Today's trick is for changing your medium. The key elements of this trick are learning to see again, and using your hands differently. Both of these activities dust off rarely used neurons, which can be vital for triggering muscle memory related to a long disused medium, and for kicking your thought processes out of familiar patterns. If you are a digital artist trying to do some physical painting, this cuts down on the amount of time you spend saying: 'Cntrl Z. Cntrl Z! Why isn't it working?! Noooooo!'
Liz's New Medium Trick
- One small simple landscape picture. Preferably this is a pencil or charcoal sketch you did yourself, but any picture will work. If you find it on the internet print it out, you'll want to be getting away from your computer.
- 3 -4 'neutral' colors of paper. Lots of it. A newspaper often works, using white paper as your first tone, blank newsprint as your next lightest, dense paragraph text as your medium dark, and black or grey paper as your darkest. As you can see in the picture above, I used white paper, a light grey paper, (here appearing pinkish due to increased contrast) maroon paper and black paper.
-glue, gluestick preferably.
-sketchpad and pencil. (optional)
Find yourself a nice flat working surface. If you're messy with glue, put down newspaper on the tabletop.
Prop your picture up where you can look at it. Mentally begin blocking the picture into the simple hues you have available. If you find this difficult to keep straight, use the sketchpad to block out the lightest, second lightest, second darkest and darkest spaces. Don't go into great detail. Focus on where shades change, i.e. where the edges are.

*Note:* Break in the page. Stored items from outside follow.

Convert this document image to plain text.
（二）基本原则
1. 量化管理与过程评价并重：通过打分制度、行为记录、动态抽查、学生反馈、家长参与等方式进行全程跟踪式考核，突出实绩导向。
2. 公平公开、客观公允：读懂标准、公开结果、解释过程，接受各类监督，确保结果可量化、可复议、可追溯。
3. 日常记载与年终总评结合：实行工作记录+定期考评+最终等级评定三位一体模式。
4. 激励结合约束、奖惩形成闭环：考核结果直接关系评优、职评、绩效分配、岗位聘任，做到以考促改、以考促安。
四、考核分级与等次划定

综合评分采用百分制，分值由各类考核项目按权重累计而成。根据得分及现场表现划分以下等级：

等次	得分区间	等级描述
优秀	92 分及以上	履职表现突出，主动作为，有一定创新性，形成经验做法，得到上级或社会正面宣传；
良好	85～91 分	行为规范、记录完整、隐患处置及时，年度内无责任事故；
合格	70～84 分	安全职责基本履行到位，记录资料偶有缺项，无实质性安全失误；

Choose a 'working' piece of paper. This is the page that you will glue things on to. If your picture is mostly light, I recommend starting with a light piece of paper and then beginning to glue on shapes from the second lightest shade, working your way down. For example in the picture above, I thought the grass was one of the lighter things in my source picture so I glued that onto my white 'sky' as my first move.

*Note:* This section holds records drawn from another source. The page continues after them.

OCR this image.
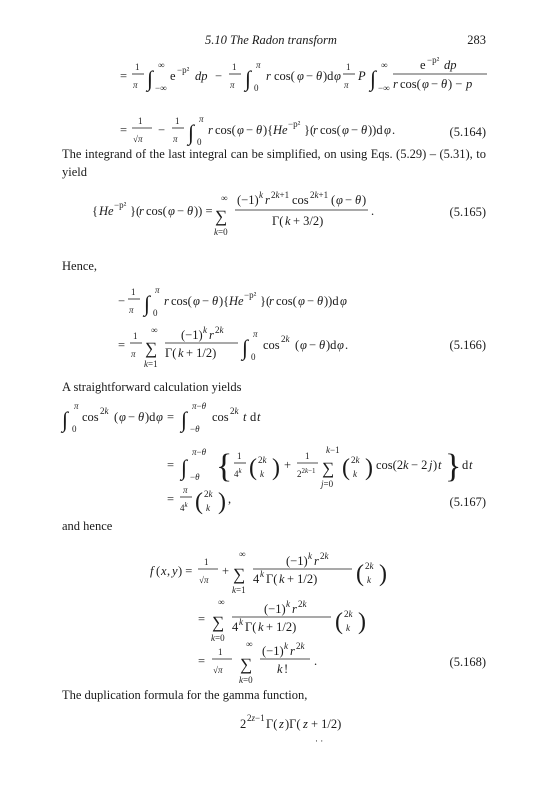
5.10 The Radon transform	283
=
1
π ∫
∞
−∞
e −p² dp −
1
π ∫
π
0
r cos( φ − θ )d φ
1
π
P ∫
∞
−∞
e −p² dp
r cos( φ − θ ) − p
=
1
√π
−
1
π ∫
π
0
r cos( φ − θ ){ He −p² }(
r cos( φ − θ ))d φ .	(5.164)
The integrand of the last integral can be simplified, on using Eqs. (5.29) – (5.31), to yield
{ He −p² }(
r cos( φ − θ )) =
∞
∑
k=0
(−1) k r 2k+1 cos 2k+1 ( φ − θ )
Γ( k + 3/2)
.	(5.165)
Hence,
−
1
π ∫
π
0
r cos( φ − θ ){ He −p² }(
r cos( φ − θ ))d φ
=
1
π
∞
∑
k=1
(−1) k r 2k
Γ( k + 1/2) ∫
π
0
cos 2k ( φ − θ )d φ .	(5.166)
A straightforward calculation yields
∫
π
0
cos 2k ( φ − θ )d φ = ∫
π−θ
−θ
cos 2k t d t
= ∫
π−θ
−θ { 1
4$^k$ ( 2k
k ) +
1
$2^{2k-1}$
k−1
∑
j=0
( 2k
k ) cos(2 k − 2 j ) t } d t
=
π
4$^k$ ( 2k
k ) ,	(5.167)
and hence
f ( x , y ) =
1
√π
+
∞
∑
k=1
(−1) k r 2k
4 k Γ( k + 1/2) ( 2k
k )
=
∞
∑
k=0
(−1) k r 2k
4 k Γ( k + 1/2) ( 2k
k )
=
1
√π
∞
∑
k=0
(−1) k r 2k
k !
.	(5.168)
The duplication formula for the gamma function,
2 2z−1 Γ( z )Γ( z + 1/2)
· ·
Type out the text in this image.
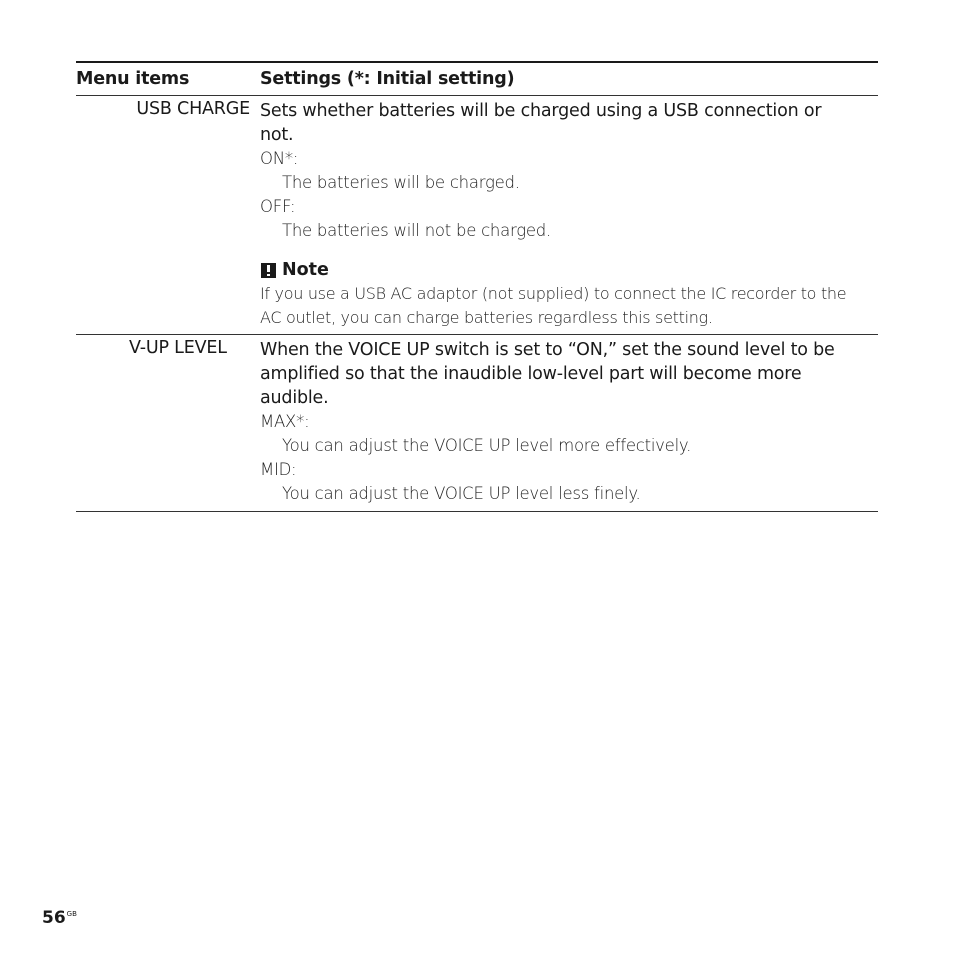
Menu items	Settings (*: Initial setting)
USB CHARGE Sets whether batteries will be charged using a USB connection or
not.
ON*:
The batteries will be charged.
OFF:
The batteries will not be charged.
Note
If you use a USB AC adaptor (not supplied) to connect the IC recorder to the
AC outlet, you can charge batteries regardless this setting.
V-UP LEVEL	When the VOICE UP switch is set to “ON,” set the sound level to be
amplified so that the inaudible low-level part will become more
audible.
MAX*:
You can adjust the VOICE UP level more effectively.
MID:
You can adjust the VOICE UP level less finely.
$56^{GB}$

Do not be tempted to use fancy tricks to create more than four shades! Part of the exercise is figuring out how to create a sensible picture with a limited palette. Also, no tracing. Resist the urge to draw the desired shape and then cut it out. ( I know, this hurts. If it didn't hurt, you wouldn't be growing new braincells.)
If you make a mistake, feel free to peel it off or glue something on top. This is in fact recommended for getting the right shape.
Lastly: chill. This works best as a low-pressure exercise. Have a glass of wine if you're into that sort of thing. Don't stress about your technique, or if the final will be frame-able. By all means, take the exercise seriously. But don't take yourself too seriously. You know what I mean?